»Lebt endlich und genießt Eure Zeit«

Dr. Eckart von Hirschhausen begeisterte das Publikum im Einbecker Wilhelm-Bendow-Theater

Mit »Endlich! - Das neue Programm« begeisterte Dr. Eckart von Hirschhausen die Besucher im ausverkauften Wilhelm-Bendow-Theater.

Einbeck. »Mein Name ist Dr. Eckart von Hirschhausen. Ich bin Arzt, und ich will sie gut behandeln.« Musikalisch untermalt von »Doctor Doctor, give me the news« begrüßte der »Doktor der Nation« die Besucher im ausverkauften Wilhelm-Bendow-Theater. Beim zweiten Auftritt in Einbeck - organisiert vom Kulturring - war das Publikum von Beginn an begeistert von ihm und seinem neuen Programm »Endlich«.

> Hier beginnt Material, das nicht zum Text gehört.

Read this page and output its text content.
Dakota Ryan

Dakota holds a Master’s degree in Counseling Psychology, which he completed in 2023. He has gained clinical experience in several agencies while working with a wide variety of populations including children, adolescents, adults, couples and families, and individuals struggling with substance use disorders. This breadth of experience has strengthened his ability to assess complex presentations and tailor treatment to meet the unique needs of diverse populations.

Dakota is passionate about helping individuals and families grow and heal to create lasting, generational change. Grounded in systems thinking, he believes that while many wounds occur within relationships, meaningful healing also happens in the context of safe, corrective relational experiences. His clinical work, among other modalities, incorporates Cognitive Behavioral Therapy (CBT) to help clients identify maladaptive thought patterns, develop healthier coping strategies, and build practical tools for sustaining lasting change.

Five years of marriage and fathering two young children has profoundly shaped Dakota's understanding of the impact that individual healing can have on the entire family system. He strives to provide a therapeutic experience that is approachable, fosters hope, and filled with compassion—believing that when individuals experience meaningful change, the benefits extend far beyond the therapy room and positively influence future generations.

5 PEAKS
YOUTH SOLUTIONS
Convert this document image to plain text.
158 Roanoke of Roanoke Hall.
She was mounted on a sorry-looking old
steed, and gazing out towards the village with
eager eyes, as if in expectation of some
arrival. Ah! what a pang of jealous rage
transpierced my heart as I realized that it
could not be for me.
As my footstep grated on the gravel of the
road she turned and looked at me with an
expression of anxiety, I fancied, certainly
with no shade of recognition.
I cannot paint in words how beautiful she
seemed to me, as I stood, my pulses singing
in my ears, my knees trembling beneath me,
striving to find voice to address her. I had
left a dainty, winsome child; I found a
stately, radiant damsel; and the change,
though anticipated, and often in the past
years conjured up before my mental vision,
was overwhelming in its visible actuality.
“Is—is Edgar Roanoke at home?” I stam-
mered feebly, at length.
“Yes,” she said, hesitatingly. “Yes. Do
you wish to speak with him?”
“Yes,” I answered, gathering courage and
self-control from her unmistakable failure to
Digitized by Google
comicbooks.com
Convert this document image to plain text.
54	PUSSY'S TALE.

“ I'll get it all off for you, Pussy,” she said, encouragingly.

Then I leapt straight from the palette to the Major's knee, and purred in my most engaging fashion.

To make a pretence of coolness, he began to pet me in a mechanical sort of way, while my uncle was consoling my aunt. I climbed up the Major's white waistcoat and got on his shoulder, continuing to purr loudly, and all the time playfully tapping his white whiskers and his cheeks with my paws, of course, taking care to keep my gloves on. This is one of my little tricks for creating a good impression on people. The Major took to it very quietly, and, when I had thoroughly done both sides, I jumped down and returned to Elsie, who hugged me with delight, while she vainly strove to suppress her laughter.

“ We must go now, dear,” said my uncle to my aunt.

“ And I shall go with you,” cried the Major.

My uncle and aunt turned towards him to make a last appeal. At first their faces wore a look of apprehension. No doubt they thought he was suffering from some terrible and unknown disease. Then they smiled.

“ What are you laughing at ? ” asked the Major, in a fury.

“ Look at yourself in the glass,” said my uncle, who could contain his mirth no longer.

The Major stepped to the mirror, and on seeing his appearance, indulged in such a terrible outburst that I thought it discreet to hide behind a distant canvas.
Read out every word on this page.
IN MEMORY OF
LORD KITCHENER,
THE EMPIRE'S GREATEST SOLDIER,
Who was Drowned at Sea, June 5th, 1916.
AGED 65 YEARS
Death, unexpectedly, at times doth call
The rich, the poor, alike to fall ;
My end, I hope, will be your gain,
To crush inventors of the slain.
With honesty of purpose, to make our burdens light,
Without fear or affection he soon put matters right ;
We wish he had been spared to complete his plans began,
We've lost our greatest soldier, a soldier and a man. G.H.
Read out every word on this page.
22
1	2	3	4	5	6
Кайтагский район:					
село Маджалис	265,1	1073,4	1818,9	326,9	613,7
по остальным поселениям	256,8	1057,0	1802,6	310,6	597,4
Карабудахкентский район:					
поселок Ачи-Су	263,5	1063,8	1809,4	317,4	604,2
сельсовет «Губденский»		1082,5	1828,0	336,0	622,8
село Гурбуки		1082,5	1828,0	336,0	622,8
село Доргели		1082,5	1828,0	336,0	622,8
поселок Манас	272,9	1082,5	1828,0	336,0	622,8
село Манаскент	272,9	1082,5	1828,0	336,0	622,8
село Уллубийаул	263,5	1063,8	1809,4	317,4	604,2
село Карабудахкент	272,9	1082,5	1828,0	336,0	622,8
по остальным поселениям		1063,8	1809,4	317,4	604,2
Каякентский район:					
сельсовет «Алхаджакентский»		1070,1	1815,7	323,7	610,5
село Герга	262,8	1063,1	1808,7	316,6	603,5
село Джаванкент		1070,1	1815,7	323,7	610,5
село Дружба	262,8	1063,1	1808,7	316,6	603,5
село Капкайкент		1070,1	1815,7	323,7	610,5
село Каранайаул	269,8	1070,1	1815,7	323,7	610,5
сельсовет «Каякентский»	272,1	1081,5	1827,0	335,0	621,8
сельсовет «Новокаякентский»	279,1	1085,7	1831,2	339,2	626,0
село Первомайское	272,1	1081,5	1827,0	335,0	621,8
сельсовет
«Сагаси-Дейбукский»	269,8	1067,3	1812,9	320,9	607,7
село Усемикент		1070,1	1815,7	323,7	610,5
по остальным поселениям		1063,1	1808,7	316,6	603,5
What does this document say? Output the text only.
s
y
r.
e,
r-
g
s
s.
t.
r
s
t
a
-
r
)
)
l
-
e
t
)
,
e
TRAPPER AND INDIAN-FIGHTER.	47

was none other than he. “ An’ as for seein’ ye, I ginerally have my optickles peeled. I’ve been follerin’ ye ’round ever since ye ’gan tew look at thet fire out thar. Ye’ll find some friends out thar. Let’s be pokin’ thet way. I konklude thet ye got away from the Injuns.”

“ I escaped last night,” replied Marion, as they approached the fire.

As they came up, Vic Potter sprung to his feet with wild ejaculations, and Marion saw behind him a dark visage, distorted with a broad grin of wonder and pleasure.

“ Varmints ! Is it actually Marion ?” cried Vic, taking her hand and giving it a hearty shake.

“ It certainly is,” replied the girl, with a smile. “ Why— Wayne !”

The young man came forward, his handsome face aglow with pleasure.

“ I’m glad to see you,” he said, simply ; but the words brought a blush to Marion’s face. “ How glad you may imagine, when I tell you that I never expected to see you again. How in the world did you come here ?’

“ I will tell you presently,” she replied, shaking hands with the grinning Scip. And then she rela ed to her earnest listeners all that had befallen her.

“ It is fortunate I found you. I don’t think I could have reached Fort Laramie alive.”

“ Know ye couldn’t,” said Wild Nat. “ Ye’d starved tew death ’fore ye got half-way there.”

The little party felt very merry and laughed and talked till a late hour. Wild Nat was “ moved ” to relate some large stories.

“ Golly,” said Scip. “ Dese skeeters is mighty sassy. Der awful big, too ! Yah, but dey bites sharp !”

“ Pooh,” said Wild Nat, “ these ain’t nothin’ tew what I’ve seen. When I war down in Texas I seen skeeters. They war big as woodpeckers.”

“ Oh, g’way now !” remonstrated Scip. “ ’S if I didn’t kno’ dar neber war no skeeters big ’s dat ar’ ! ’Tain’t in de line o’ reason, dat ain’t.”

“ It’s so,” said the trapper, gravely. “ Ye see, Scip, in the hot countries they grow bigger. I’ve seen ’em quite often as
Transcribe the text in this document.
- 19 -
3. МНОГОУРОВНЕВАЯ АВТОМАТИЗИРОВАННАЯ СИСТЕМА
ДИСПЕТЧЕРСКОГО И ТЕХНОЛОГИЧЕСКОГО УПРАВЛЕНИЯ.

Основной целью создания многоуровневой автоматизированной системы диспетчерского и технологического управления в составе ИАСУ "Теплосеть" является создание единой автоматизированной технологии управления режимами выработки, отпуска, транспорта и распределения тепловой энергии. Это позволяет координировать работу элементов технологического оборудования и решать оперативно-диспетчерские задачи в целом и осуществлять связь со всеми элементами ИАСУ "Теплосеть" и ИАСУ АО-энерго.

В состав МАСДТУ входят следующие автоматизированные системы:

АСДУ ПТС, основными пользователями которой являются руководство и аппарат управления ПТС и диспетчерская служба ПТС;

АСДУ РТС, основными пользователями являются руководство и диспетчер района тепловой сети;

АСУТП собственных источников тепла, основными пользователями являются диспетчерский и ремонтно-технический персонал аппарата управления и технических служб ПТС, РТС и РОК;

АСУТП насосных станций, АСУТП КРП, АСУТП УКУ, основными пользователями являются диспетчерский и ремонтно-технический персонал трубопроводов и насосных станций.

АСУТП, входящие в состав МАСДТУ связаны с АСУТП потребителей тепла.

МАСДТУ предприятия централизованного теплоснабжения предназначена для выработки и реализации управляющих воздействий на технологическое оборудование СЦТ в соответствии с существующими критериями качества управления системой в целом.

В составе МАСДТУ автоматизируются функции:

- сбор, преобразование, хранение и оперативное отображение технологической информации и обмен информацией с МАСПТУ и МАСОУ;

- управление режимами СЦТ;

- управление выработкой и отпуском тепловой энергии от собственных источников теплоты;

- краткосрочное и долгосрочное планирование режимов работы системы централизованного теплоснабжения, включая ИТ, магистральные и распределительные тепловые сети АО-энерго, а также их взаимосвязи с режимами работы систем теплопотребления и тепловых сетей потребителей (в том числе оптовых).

Er freute sich, wieder in Einbeck sein, einer schönen Stadt geprägt durch Bier, Saatgut und Fachwerk. Würde hier jemand sagen »ich habe keinen Bock«, sei dies ein bedrohlicher Zustand, schmunzelte er. Er bezeichnete Einbeck zudem als Wiege der Kultur: In der Region wurden die ersten Menschen sesshaft - nach dem Verzehr von Bier konnten sie nicht mehr stehen. »Endlich« bot viele unerwartete Erlebnisse, außergewöhnliche Fakten, Zauberei und viel Musik mit Christoph Reuter am Klavier.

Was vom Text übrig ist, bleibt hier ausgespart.